It easiness-to-read and write, but also its limited scope (e.g. titles can only look like titles if they are marked as headings), make it ideal as a intermediary format between the source manuscript and the EPUB publication.

HTML snippets can also be added to a markdown file. when converted to HTML/EPUB it will retain the added HTML.

Markdown Software

Markdown Syntax

https://github.com/adam-p/markdown-here/wiki/Markdown-Cheatsheet

http://daringfireball.net/projects/markdown/syntax


Markdown Flavors

There is no Markdown standard, but instead a large numbers of flavors of dialects.

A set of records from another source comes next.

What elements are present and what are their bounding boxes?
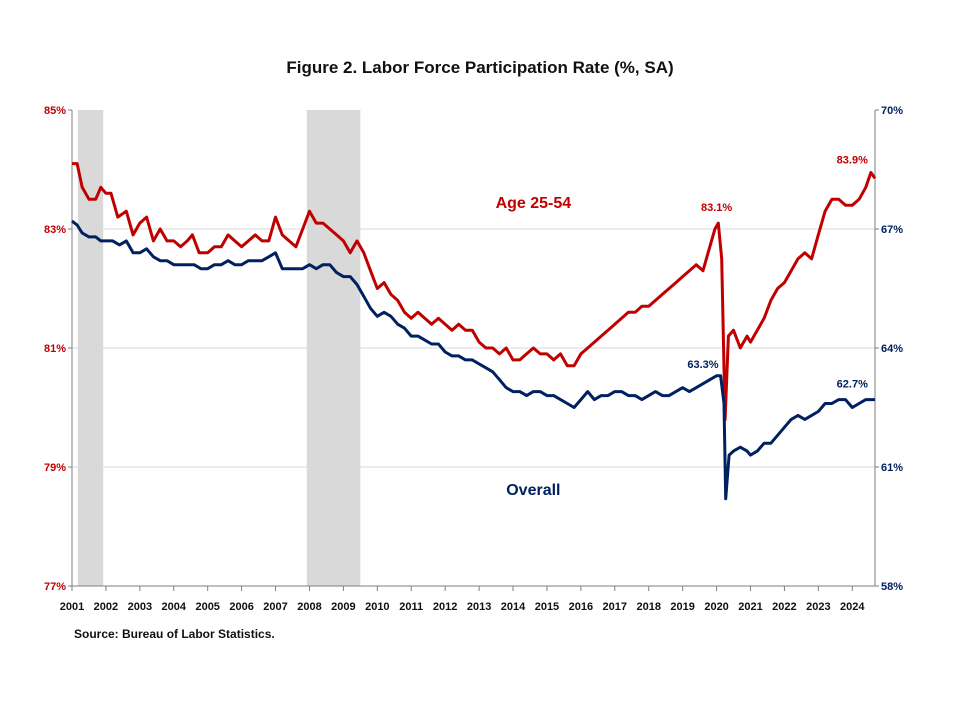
- data-annotation: 63.3%: [687, 359, 718, 371]
- x-tick-label: 2016: [569, 601, 593, 613]
- x-tick-label: 2023: [806, 601, 830, 613]
- source-note: Source: Bureau of Labor Statistics.: [74, 627, 275, 641]
- series-label: Overall: [506, 482, 560, 499]
- x-tick-label: 2001: [60, 601, 84, 613]
- series-label: Age 25-54: [496, 195, 572, 212]
- x-tick-label: 2010: [365, 601, 389, 613]
- y-left-tick-label: 83%: [44, 224, 66, 236]
- x-tick-label: 2006: [229, 601, 253, 613]
- x-tick-label: 2007: [263, 601, 287, 613]
- data-annotation: 83.1%: [701, 202, 732, 214]
- x-tick-label: 2022: [772, 601, 796, 613]
- data-annotation: 62.7%: [837, 379, 868, 391]
- series-line: [71, 219, 875, 501]
- data-annotation: 83.9%: [837, 155, 868, 167]
- x-tick-label: 2003: [128, 601, 152, 613]
- y-right-tick-label: 70%: [881, 105, 903, 117]
- x-tick-label: 2009: [331, 601, 355, 613]
- y-left-tick-label: 81%: [44, 343, 66, 355]
- x-tick-label: 2013: [467, 601, 491, 613]
- x-tick-label: 2017: [603, 601, 627, 613]
- x-tick-label: 2011: [399, 601, 423, 613]
- y-right-tick-label: 61%: [881, 462, 903, 474]
- series-line: [72, 162, 877, 421]
- y-right-tick-label: 67%: [881, 224, 903, 236]
- x-tick-label: 2024: [840, 601, 865, 613]
- y-left-tick-label: 79%: [44, 462, 66, 474]
- x-tick-label: 2020: [704, 601, 728, 613]
- x-tick-label: 2014: [501, 601, 526, 613]
- y-right-tick-label: 64%: [881, 343, 903, 355]
- y-right-tick-label: 58%: [881, 581, 903, 593]
- y-left-tick-label: 85%: [44, 105, 66, 117]
- x-tick-label: 2004: [162, 601, 187, 613]
- x-tick-label: 2019: [670, 601, 694, 613]
- x-tick-label: 2002: [94, 601, 118, 613]
- x-tick-label: 2021: [738, 601, 762, 613]
- chart-title: Figure 2. Labor Force Participation Rate…: [286, 58, 674, 77]
- y-left-tick-label: 77%: [44, 581, 66, 593]
- x-tick-label: 2012: [433, 601, 457, 613]
- x-tick-label: 2005: [195, 601, 219, 613]
- x-tick-label: 2018: [636, 601, 660, 613]
- x-tick-label: 2008: [297, 601, 321, 613]
- x-tick-label: 2015: [535, 601, 559, 613]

Standard Markdown - a kind of plain flavor Markdown - doesn't include features necessary such as footnotes, tables, mathematical formulas, cross-references, bibliographies. Therefore flavors such as MultiMarkdown and Pandoc Markdown were developed to fulfill these needs.

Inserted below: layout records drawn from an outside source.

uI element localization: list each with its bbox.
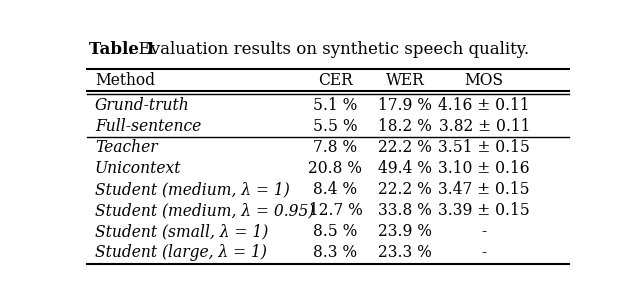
Text: 3.51 ± 0.15: 3.51 ± 0.15	[438, 139, 530, 156]
Text: 3.39 ± 0.15: 3.39 ± 0.15	[438, 202, 530, 219]
Text: -: -	[482, 223, 487, 240]
Text: Full-sentence: Full-sentence	[95, 118, 201, 135]
Text: 22.2 %: 22.2 %	[378, 139, 432, 156]
Text: -: -	[482, 244, 487, 261]
Text: CER: CER	[318, 72, 353, 89]
Text: Teacher: Teacher	[95, 139, 157, 156]
Text: . Evaluation results on synthetic speech quality.: . Evaluation results on synthetic speech…	[128, 41, 529, 58]
Text: 5.5 %: 5.5 %	[313, 118, 358, 135]
Text: Grund-truth: Grund-truth	[95, 97, 189, 114]
Text: 3.10 ± 0.16: 3.10 ± 0.16	[438, 160, 530, 177]
Text: Student (small, λ = 1): Student (small, λ = 1)	[95, 223, 268, 240]
Text: 20.8 %: 20.8 %	[308, 160, 362, 177]
Text: MOS: MOS	[465, 72, 504, 89]
Text: Student (medium, λ = 1): Student (medium, λ = 1)	[95, 181, 290, 198]
Text: 8.4 %: 8.4 %	[314, 181, 358, 198]
Text: Method: Method	[95, 72, 155, 89]
Text: 12.7 %: 12.7 %	[308, 202, 362, 219]
Text: 8.3 %: 8.3 %	[314, 244, 358, 261]
Text: 8.5 %: 8.5 %	[313, 223, 358, 240]
Text: 49.4 %: 49.4 %	[378, 160, 432, 177]
Text: WER: WER	[385, 72, 424, 89]
Text: Student (medium, λ = 0.95): Student (medium, λ = 0.95)	[95, 202, 314, 219]
Text: 23.9 %: 23.9 %	[378, 223, 432, 240]
Text: 5.1 %: 5.1 %	[313, 97, 358, 114]
Text: 18.2 %: 18.2 %	[378, 118, 432, 135]
Text: 17.9 %: 17.9 %	[378, 97, 432, 114]
Text: 3.82 ± 0.11: 3.82 ± 0.11	[438, 118, 530, 135]
Text: Student (large, λ = 1): Student (large, λ = 1)	[95, 244, 267, 261]
Text: 23.3 %: 23.3 %	[378, 244, 432, 261]
Text: 33.8 %: 33.8 %	[378, 202, 432, 219]
Text: Table 1: Table 1	[89, 41, 156, 58]
Text: 22.2 %: 22.2 %	[378, 181, 432, 198]
Text: Unicontext: Unicontext	[95, 160, 181, 177]
Text: 4.16 ± 0.11: 4.16 ± 0.11	[438, 97, 530, 114]
Text: 7.8 %: 7.8 %	[314, 139, 358, 156]
Text: 3.47 ± 0.15: 3.47 ± 0.15	[438, 181, 530, 198]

Note: When you convert something in pandoc to/from markdown, you'll be using Pandoc's Markdown.


Challenge

Create a EPUB from the material you brought.

You should to it two/three steps:

  1. prepare you material, structuring it semantically
  2. using Pandoc convert your original material to a Markdown file (edit it if you want/need to)
  3. using Pandoc generate an EPUB out of your Markdown file

Pandoc conversion to EPUB3

pandoc \
input.md \
--from markdown \
--to epub3 \
--self-contained \
--epub-chapter-level=2 \
--epub-stylesheet=styles.css \
--epub-cover-image=cover.png \
--epub-metadata=metadata.xml \
--toc-depth=2 \
-o book.epub \